The deep and shallow copies can be explained by the following query and the result generated by Snowflake:

show tables like 'customers%';

This shows a table with three rows, each showing a summary of the three tables that we have generated previously, explaining the differences and similarities. The following table shows that the deep copies of the dataset are exactly the same while the shallow copy has been deprived of data, though the metadata is the same:

Figure 2.19 – The show tables command output showing the copies of the table

A thing to note in the preceding table is the kind column. The column is showing that the tables created have the kind attribute set as TABLE, which is the default type of table – a permanent table structure to be populated with data rows. (Please note that a select set of columns is being shown here for the sake of clarity.)

A local temporary table (also known as a volatile table) persists for the duration of the user session in which it was created and is not visible to other users.

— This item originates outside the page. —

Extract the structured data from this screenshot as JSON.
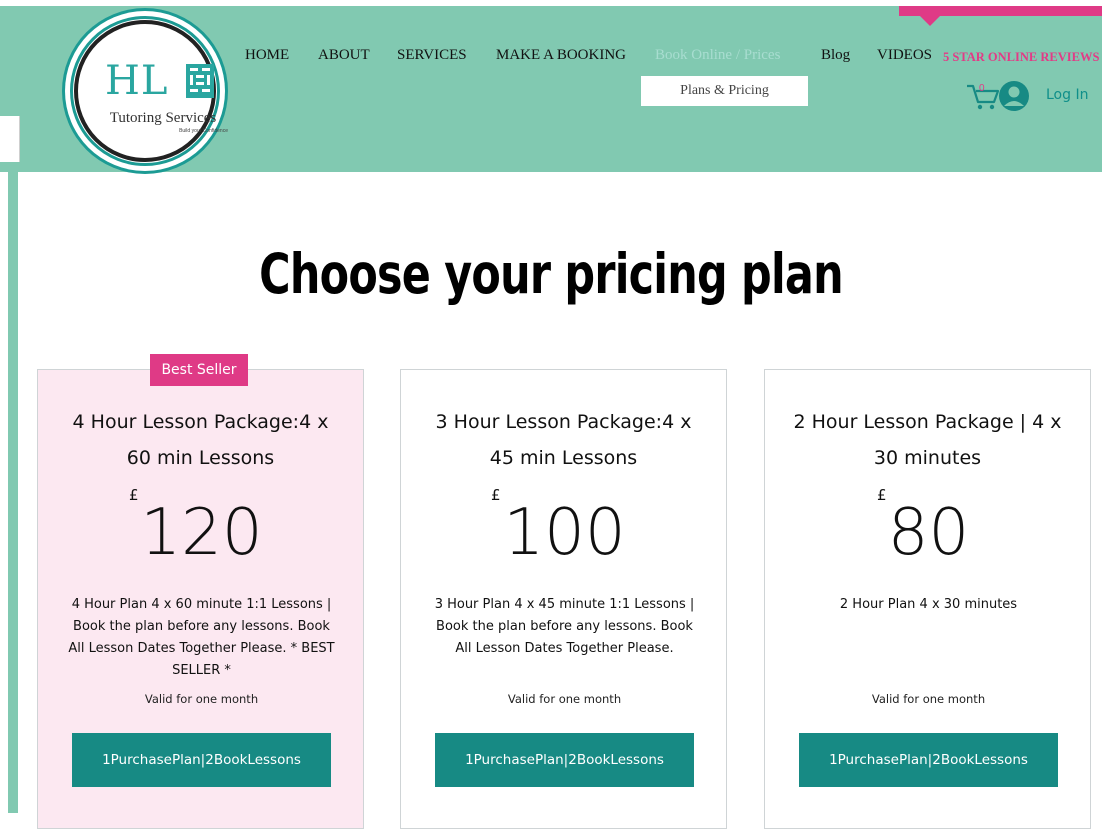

A temporary table's definition and contents are dropped at the end of the user session.

Transient tables are non-permanent tables, but unlike temporary tables, transient tables exist until explicitly dropped and are visible to any user with the appropriate privileges. Transient tables have a lower level of data protection than permanent tables. Data in a transient table may be lost in the event of a system failure. Transient tables should only be used for data that can be recreated in the event that the data is lost.

A show tables command for the customers_temp and customers_trans tables will show a table similar to the following table (please note that a limited set of columns is shown here for the sake of clarity):

Figure 2.20 – The show tables command output highlighting the temporary and transient nature of tables

Please note the content for the kind column. It shows that the tables are not permanent.

There's more…

One aspect of CREATE TABLE statements, CLONE, has been left for discussion in Chapter 8, Back to the Future with Time Travel. Temporary tables, however, cannot be cloned. Only permanent tables are fail-safe. Fail-safes will be discussed further in later chapters.